Form: an experiment in the annotation of the kinetics of gesture

  • Authors:
  • Craig Martell;Mitchell P. Marcus

  • Affiliations:
  • University of Pennsylvania;University of Pennsylvania

  • Venue:
  • Form: an experiment in the annotation of the kinetics of gesture
  • Year:
  • 2005

Quantified Score

Hi-index 0.00

Visualization

Abstract

The most obvious way that humans communicate is through speech, and, as such, there has been a great deal of work in Linguistics; Logic, and Computer Science aimed at understanding, formalizing, and automatically generating and analyzing all aspects of human speech. However, speech is not the only means of communication available to us; we are able to send complex and subtle messages to each other via a variety of other means as well. Gesture is another important channel for conveying intent and meaning. However, unlike the current state of research on speech, gesture research has only very coarse-level categorizations covering the types of gestures and very little in the way of fine-grained techniques for analysis.

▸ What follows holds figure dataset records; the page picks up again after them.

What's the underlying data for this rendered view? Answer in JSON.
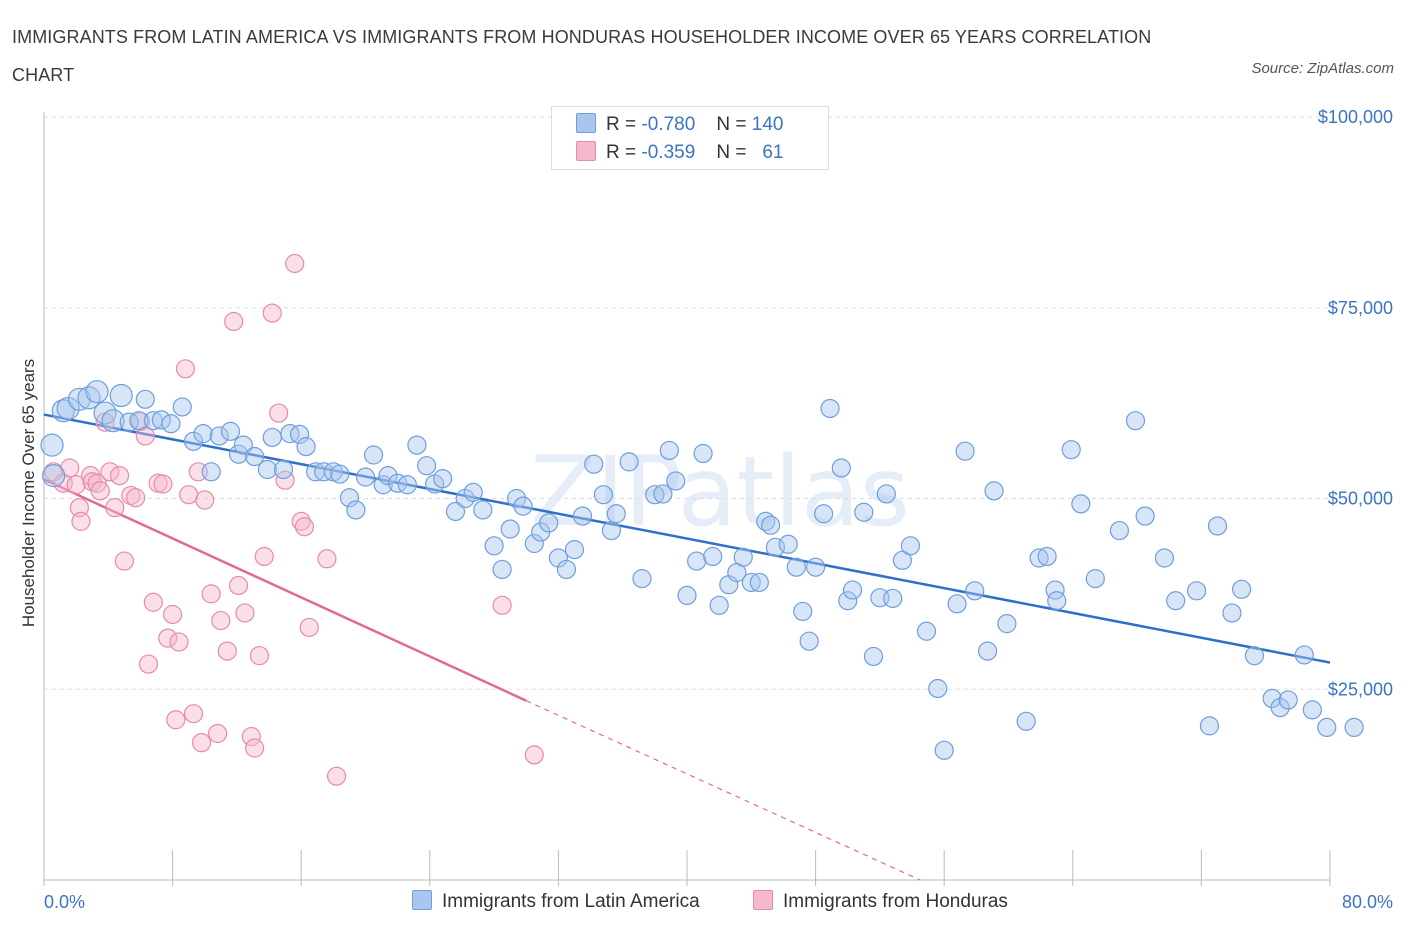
{
  "header": {
    "title": "IMMIGRANTS FROM LATIN AMERICA VS IMMIGRANTS FROM HONDURAS HOUSEHOLDER INCOME OVER 65 YEARS CORRELATION CHART",
    "source": "Source: ZipAtlas.com"
  },
  "legend": {
    "r_label": "R =",
    "n_label": "N =",
    "series": [
      {
        "r": "-0.780",
        "n": "140"
      },
      {
        "r": "-0.359",
        "n": "61"
      }
    ]
  },
  "colors": {
    "blue_fill": "#a9c6ee",
    "blue_stroke": "#6d9fdc",
    "blue_line": "#2f6fc9",
    "pink_fill": "#f5b8cc",
    "pink_stroke": "#e88aab",
    "pink_line": "#e06a92",
    "grid": "#dddddd",
    "tick_label": "#3b74c4"
  },
  "watermark": "ZIPatlas",
  "chart_data": {
    "type": "scatter",
    "title": "IMMIGRANTS FROM LATIN AMERICA VS IMMIGRANTS FROM HONDURAS HOUSEHOLDER INCOME OVER 65 YEARS CORRELATION CHART",
    "xlabel": "",
    "ylabel": "Householder Income Over 65 years",
    "xlim": [
      0,
      80
    ],
    "ylim": [
      0,
      100000
    ],
    "x_tick_labels": [
      "0.0%",
      "80.0%"
    ],
    "y_ticks": [
      25000,
      50000,
      75000,
      100000
    ],
    "y_tick_labels": [
      "$25,000",
      "$50,000",
      "$75,000",
      "$100,000"
    ],
    "grid": true,
    "legend_placement": "top-center",
    "series": [
      {
        "name": "Immigrants from Latin America",
        "trend": {
          "x": [
            0,
            80
          ],
          "y": [
            61000,
            28500
          ]
        },
        "points": [
          [
            0.5,
            57000
          ],
          [
            0.6,
            53000
          ],
          [
            1.2,
            61500
          ],
          [
            1.5,
            61800
          ],
          [
            2.2,
            63000
          ],
          [
            2.8,
            63200
          ],
          [
            3.3,
            64000
          ],
          [
            3.8,
            61200
          ],
          [
            4.3,
            60200
          ],
          [
            4.8,
            63500
          ],
          [
            5.3,
            60000
          ],
          [
            5.9,
            60200
          ],
          [
            6.3,
            63000
          ],
          [
            6.8,
            60200
          ],
          [
            7.3,
            60300
          ],
          [
            7.9,
            59800
          ],
          [
            8.6,
            62000
          ],
          [
            9.3,
            57500
          ],
          [
            9.9,
            58500
          ],
          [
            10.4,
            53500
          ],
          [
            10.9,
            58200
          ],
          [
            11.6,
            58800
          ],
          [
            12.1,
            55800
          ],
          [
            12.4,
            57000
          ],
          [
            13.1,
            55500
          ],
          [
            13.9,
            53800
          ],
          [
            14.2,
            58000
          ],
          [
            14.9,
            53800
          ],
          [
            15.3,
            58500
          ],
          [
            15.9,
            58400
          ],
          [
            16.3,
            56800
          ],
          [
            16.9,
            53500
          ],
          [
            17.4,
            53500
          ],
          [
            18.0,
            53500
          ],
          [
            18.4,
            53200
          ],
          [
            19.0,
            50100
          ],
          [
            19.4,
            48500
          ],
          [
            20.0,
            52800
          ],
          [
            20.5,
            55700
          ],
          [
            21.1,
            51800
          ],
          [
            21.4,
            53000
          ],
          [
            22.0,
            52000
          ],
          [
            22.6,
            51800
          ],
          [
            23.2,
            57000
          ],
          [
            23.8,
            54300
          ],
          [
            24.3,
            51900
          ],
          [
            24.8,
            52600
          ],
          [
            25.6,
            48300
          ],
          [
            26.2,
            50000
          ],
          [
            26.7,
            50800
          ],
          [
            27.3,
            48500
          ],
          [
            28.0,
            43800
          ],
          [
            28.5,
            40700
          ],
          [
            29.0,
            46000
          ],
          [
            29.4,
            50000
          ],
          [
            29.8,
            49000
          ],
          [
            30.5,
            44100
          ],
          [
            30.9,
            45600
          ],
          [
            31.4,
            46800
          ],
          [
            32.0,
            42200
          ],
          [
            32.5,
            40700
          ],
          [
            33.0,
            43300
          ],
          [
            33.5,
            47700
          ],
          [
            34.2,
            54500
          ],
          [
            34.8,
            50500
          ],
          [
            35.3,
            45800
          ],
          [
            35.6,
            48000
          ],
          [
            36.4,
            54800
          ],
          [
            37.2,
            39500
          ],
          [
            38.0,
            50500
          ],
          [
            38.5,
            50600
          ],
          [
            38.9,
            56300
          ],
          [
            39.3,
            52300
          ],
          [
            40.0,
            37300
          ],
          [
            40.6,
            41800
          ],
          [
            41.0,
            55900
          ],
          [
            41.6,
            42400
          ],
          [
            42.0,
            36000
          ],
          [
            42.6,
            38700
          ],
          [
            43.1,
            40300
          ],
          [
            43.5,
            42300
          ],
          [
            44.0,
            39000
          ],
          [
            44.5,
            39000
          ],
          [
            44.9,
            47000
          ],
          [
            45.2,
            46500
          ],
          [
            45.5,
            43600
          ],
          [
            46.3,
            44000
          ],
          [
            46.8,
            41000
          ],
          [
            47.2,
            35200
          ],
          [
            47.6,
            31300
          ],
          [
            48.0,
            41000
          ],
          [
            48.5,
            48000
          ],
          [
            48.9,
            61800
          ],
          [
            49.6,
            54000
          ],
          [
            50.0,
            36600
          ],
          [
            50.3,
            38000
          ],
          [
            51.0,
            48200
          ],
          [
            51.6,
            29300
          ],
          [
            52.0,
            37000
          ],
          [
            52.4,
            50600
          ],
          [
            52.8,
            36900
          ],
          [
            53.4,
            41900
          ],
          [
            53.9,
            43800
          ],
          [
            54.9,
            32600
          ],
          [
            55.6,
            25100
          ],
          [
            56.0,
            17000
          ],
          [
            56.8,
            36200
          ],
          [
            57.3,
            56200
          ],
          [
            57.9,
            37900
          ],
          [
            58.7,
            30000
          ],
          [
            59.1,
            51000
          ],
          [
            59.9,
            33600
          ],
          [
            61.1,
            20800
          ],
          [
            61.9,
            42200
          ],
          [
            62.4,
            42400
          ],
          [
            62.9,
            38000
          ],
          [
            63.0,
            36600
          ],
          [
            63.9,
            56400
          ],
          [
            64.5,
            49300
          ],
          [
            65.4,
            39500
          ],
          [
            66.9,
            45800
          ],
          [
            67.9,
            60200
          ],
          [
            68.5,
            47700
          ],
          [
            69.7,
            42200
          ],
          [
            70.4,
            36600
          ],
          [
            71.7,
            37900
          ],
          [
            72.5,
            20200
          ],
          [
            73.0,
            46400
          ],
          [
            73.9,
            35000
          ],
          [
            74.5,
            38100
          ],
          [
            75.3,
            29400
          ],
          [
            76.4,
            23800
          ],
          [
            76.9,
            22600
          ],
          [
            77.4,
            23600
          ],
          [
            78.4,
            29500
          ],
          [
            78.9,
            22300
          ],
          [
            79.8,
            20000
          ],
          [
            81.5,
            20000
          ]
        ]
      },
      {
        "name": "Immigrants from Honduras",
        "trend": {
          "x": [
            0,
            30
          ],
          "y": [
            52500,
            23500
          ]
        },
        "trend_extension": {
          "x": [
            30,
            54.5
          ],
          "y": [
            23500,
            0
          ]
        },
        "points": [
          [
            0.6,
            53500
          ],
          [
            1.2,
            52000
          ],
          [
            1.6,
            54000
          ],
          [
            2.0,
            51800
          ],
          [
            2.2,
            48800
          ],
          [
            2.3,
            47000
          ],
          [
            2.9,
            53000
          ],
          [
            3.0,
            52200
          ],
          [
            3.3,
            52000
          ],
          [
            3.5,
            51000
          ],
          [
            3.8,
            60000
          ],
          [
            4.1,
            53500
          ],
          [
            4.4,
            48800
          ],
          [
            4.7,
            53000
          ],
          [
            5.0,
            41800
          ],
          [
            5.4,
            50400
          ],
          [
            5.7,
            50100
          ],
          [
            6.0,
            60100
          ],
          [
            6.3,
            58200
          ],
          [
            6.5,
            28300
          ],
          [
            6.8,
            36400
          ],
          [
            7.1,
            52000
          ],
          [
            7.4,
            51900
          ],
          [
            7.7,
            31700
          ],
          [
            8.0,
            34800
          ],
          [
            8.2,
            21000
          ],
          [
            8.4,
            31200
          ],
          [
            8.8,
            67000
          ],
          [
            9.0,
            50500
          ],
          [
            9.3,
            21800
          ],
          [
            9.6,
            53500
          ],
          [
            9.8,
            18000
          ],
          [
            10.0,
            49800
          ],
          [
            10.4,
            37500
          ],
          [
            10.8,
            19200
          ],
          [
            11.0,
            34000
          ],
          [
            11.4,
            30000
          ],
          [
            11.8,
            73200
          ],
          [
            12.1,
            38600
          ],
          [
            12.5,
            35000
          ],
          [
            12.9,
            18800
          ],
          [
            13.1,
            17300
          ],
          [
            13.4,
            29400
          ],
          [
            13.7,
            42400
          ],
          [
            14.2,
            74300
          ],
          [
            14.6,
            61200
          ],
          [
            15.0,
            52400
          ],
          [
            15.6,
            80800
          ],
          [
            16.0,
            47000
          ],
          [
            16.2,
            46300
          ],
          [
            16.5,
            33100
          ],
          [
            17.6,
            42100
          ],
          [
            18.2,
            13600
          ],
          [
            28.5,
            36000
          ],
          [
            30.5,
            16400
          ]
        ]
      }
    ]
  }
}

The current state of the science has gestures divided into essentially four broad categories---beat, iconic, metaphoric, and deictic---and has each gesture decomposable into only four types of constituent phases: preparation, stroke, hold and retraction. We accept this state of the field as our starting point. That is, we accept that there are at least some gestures that are classifiable as described above and that these gestures may be able to be broken down into their constituent phases. However, a coding scheme that only labels the gesture or phase as a whole runs the risk of missing important variations in meaning created by subtle changes in the components of a gesture in question. Slight differences in the make-up of a beat gesture, for example, may well express very different things concerning the mood or intention of the speaker. Accordingly, we have developed a fine-grained, gesture coding scheme---FORM---that allows annotators to exhaustively capture the constituent parts of the gestures of video-recorded speakers. In this thesis we present the FORM annotation scheme, inter-annotator-agreement studies, and the results of some hidden-Markov-model experiments using FORM. Additionally; we compare FORM to more accepted methods of automatic data gathering. The ultimate goal of this project is to develop something like a "phonetics" of gesture that will be useful for both building better HCI systems and doing fundamental scientific research into the communicative process.